Actual Study Start Date : June 16, 2020
Estimated Primary Completion Date : June 2025
Estimated Study Completion Date : June 2025

Resource links provided by the National Library of Medicine


Arm Intervention/treatment
Experimental: Left Atrial Appendage Occlusion
Percutaneous closure of the LAA by use of CE-mark approved LAA occlusion device Watchman / Watchman FLX
Device: Percutaneous closure of the LAA (Watchman / Watchman FLX)
LAA closure procedure will be done by experienced operators according to the local SOP. LAA closure will be performed under fluoroscopic and TEE guidance within conscious sedation or general anesthesia. Antibiotic single-shot prophylaxis should be administered peri-procedurally (i.e., cefazolin 2 g). The specific anatomy of the LAA is evaluated and an appropriately sized CE-marked device (WatchmanTM or Watchman FLXTM) is deployed. LAA angiography and TEE imaging is performed to identify optimal positioning of the device and to exclude a relevant leak. Following device deployment, patients will receive a therapy according to the manufacturers IFU, currently Aspirin and clopidogrel for 3 months followed by single Aspirin up to 12 months. Alternatively, 3 months of NOAC followed by Aspirin monotherapy up to 12 months are possible.

No Intervention: Best medical therapy for anticoagulation
Standard of care (according to current guidelines)



Primary Outcome Measures :
  1. Event free survival of the composite of Cardiovascular or unexplained death, Stroke (including ischemic or hemorrhagic stroke), Systemic embolism, Bleeding (BARC type 2-5) [ Time Frame: up to 2 years after randomization ]
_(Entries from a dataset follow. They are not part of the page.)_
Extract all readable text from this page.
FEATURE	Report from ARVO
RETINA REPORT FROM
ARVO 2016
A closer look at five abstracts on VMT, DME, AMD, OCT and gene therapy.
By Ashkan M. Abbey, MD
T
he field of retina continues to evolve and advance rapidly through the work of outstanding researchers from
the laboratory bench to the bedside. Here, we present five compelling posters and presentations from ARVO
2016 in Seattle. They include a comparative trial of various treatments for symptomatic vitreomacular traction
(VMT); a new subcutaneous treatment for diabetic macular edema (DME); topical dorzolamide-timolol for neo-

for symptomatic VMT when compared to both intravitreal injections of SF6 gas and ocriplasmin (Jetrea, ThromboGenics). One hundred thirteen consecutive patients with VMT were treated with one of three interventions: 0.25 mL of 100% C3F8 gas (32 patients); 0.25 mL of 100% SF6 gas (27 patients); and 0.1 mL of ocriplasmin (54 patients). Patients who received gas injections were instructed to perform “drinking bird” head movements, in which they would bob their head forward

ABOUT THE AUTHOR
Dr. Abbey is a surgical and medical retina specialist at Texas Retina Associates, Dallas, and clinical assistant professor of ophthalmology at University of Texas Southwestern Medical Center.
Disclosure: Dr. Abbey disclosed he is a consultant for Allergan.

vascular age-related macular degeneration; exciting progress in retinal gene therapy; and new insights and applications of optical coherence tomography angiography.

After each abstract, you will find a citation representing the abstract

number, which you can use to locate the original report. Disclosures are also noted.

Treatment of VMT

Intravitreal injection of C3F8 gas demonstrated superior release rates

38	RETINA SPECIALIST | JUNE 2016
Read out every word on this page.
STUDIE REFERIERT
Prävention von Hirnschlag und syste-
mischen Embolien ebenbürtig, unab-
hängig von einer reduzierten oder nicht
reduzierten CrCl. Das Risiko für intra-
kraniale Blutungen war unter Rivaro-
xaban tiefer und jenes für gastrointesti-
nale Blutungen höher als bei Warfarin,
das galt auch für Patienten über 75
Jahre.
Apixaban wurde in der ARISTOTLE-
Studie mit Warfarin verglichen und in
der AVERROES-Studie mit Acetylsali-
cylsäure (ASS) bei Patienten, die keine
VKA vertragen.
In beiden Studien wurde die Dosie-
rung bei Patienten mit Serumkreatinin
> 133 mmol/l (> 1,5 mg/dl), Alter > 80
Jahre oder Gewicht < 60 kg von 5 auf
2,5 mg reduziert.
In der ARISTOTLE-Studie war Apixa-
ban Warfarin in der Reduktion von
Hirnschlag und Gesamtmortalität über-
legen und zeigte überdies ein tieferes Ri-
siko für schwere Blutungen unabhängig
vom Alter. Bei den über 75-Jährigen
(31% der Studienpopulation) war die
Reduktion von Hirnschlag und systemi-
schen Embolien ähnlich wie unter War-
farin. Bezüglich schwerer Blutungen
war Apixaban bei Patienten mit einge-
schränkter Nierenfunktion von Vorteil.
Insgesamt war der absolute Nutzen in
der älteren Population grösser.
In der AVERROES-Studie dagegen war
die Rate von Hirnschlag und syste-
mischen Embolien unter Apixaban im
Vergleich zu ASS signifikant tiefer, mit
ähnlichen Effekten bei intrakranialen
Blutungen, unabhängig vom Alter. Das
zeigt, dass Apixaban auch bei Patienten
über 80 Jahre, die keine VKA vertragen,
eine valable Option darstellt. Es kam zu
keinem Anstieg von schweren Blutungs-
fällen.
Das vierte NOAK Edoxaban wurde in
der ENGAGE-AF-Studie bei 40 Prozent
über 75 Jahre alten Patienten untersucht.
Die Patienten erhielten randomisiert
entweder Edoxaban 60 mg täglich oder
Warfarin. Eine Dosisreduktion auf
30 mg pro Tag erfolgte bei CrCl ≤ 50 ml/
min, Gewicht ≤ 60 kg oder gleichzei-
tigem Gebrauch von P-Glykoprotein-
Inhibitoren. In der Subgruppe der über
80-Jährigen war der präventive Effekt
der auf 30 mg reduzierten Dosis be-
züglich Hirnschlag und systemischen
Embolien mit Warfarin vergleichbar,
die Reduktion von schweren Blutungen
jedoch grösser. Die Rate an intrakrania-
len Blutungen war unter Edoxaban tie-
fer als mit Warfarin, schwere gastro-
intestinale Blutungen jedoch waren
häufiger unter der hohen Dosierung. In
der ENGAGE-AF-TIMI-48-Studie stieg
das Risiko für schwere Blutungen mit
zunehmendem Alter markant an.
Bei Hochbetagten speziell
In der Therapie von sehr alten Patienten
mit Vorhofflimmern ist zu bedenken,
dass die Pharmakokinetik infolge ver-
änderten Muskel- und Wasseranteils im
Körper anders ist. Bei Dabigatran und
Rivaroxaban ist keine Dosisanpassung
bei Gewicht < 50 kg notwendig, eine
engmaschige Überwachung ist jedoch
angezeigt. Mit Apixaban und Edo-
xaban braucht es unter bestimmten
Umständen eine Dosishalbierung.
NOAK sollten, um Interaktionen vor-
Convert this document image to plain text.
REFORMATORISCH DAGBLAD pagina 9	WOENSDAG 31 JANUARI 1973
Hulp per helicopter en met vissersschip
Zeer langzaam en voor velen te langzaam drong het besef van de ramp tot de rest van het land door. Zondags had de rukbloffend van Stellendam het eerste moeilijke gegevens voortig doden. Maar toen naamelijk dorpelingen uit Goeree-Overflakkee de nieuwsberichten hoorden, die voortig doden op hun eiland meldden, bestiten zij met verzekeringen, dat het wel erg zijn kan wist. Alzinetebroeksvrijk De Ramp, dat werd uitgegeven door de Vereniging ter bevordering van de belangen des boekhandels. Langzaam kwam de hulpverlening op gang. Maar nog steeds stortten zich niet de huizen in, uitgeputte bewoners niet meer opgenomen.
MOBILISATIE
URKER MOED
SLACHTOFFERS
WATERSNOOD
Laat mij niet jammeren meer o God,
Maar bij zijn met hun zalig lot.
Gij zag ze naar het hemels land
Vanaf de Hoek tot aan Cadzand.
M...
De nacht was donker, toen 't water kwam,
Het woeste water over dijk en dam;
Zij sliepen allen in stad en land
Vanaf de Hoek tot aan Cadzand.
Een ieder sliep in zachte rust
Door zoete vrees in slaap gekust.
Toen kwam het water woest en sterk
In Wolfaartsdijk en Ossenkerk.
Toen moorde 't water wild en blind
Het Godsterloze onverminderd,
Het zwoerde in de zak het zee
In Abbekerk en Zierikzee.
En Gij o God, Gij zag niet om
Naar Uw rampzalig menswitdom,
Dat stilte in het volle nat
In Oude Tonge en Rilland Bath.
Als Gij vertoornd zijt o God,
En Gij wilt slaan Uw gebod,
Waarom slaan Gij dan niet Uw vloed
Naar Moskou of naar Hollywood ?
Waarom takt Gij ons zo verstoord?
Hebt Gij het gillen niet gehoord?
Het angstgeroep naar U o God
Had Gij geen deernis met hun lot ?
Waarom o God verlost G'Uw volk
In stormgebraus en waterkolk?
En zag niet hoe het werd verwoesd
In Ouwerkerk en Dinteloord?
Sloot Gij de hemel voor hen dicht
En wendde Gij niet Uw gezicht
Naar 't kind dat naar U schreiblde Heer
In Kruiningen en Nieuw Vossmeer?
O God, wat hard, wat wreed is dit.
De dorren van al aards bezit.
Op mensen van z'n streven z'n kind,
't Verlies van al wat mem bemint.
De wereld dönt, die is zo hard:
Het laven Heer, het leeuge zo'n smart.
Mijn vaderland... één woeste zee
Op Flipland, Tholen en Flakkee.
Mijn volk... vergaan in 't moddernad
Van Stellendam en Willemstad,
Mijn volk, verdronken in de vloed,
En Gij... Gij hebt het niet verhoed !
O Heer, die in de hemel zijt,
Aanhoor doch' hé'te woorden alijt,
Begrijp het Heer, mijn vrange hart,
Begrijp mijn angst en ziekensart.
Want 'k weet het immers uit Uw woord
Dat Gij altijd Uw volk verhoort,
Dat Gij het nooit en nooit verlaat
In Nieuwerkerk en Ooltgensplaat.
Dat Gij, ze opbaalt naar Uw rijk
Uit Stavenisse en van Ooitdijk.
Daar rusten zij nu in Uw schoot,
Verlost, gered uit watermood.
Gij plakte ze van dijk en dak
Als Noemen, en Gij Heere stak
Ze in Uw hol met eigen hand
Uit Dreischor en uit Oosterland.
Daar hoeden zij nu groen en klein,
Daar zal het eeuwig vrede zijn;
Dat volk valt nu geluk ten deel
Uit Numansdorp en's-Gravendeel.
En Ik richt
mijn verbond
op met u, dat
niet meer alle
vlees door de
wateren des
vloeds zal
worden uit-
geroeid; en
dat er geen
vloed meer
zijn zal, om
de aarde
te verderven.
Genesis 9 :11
    Cardiovascular or unexplained death - Cardiovascular mortality:

    • Death due to proximate cardiac cause e.g. myocardial infarction, cardiac tamponade, worsening heart failure, or endocarditis
    • Death caused by non-coronary, non-CNS vascular conditions such as: pulmonary embolism, ruptured aortic aneurysm, dissecting aneurysm or other vascular disease
    • Death from vascular CNS causes from hemorrhagic and ischemic stroke
    • All procedure-related deaths including those related to a complication of the procedure or treatment for a complication of the procedure
    • Sudden or unwitnessed death defined as non-traumatic, unexpected fatal event occurring within one hour of the onset of symptoms in an apparently healthy subject. If death is not witness, the definition applies when the victim was in good health 24 hours before the event
    • Death of unknown cause

  2. Event free survival of the composite of Cardiovascular or unexplained death, Stroke (including ischemic or hemorrhagic stroke), Systemic embolism, Bleeding (BARC type 2-5) [ Time Frame: up to 2 years after randomization ]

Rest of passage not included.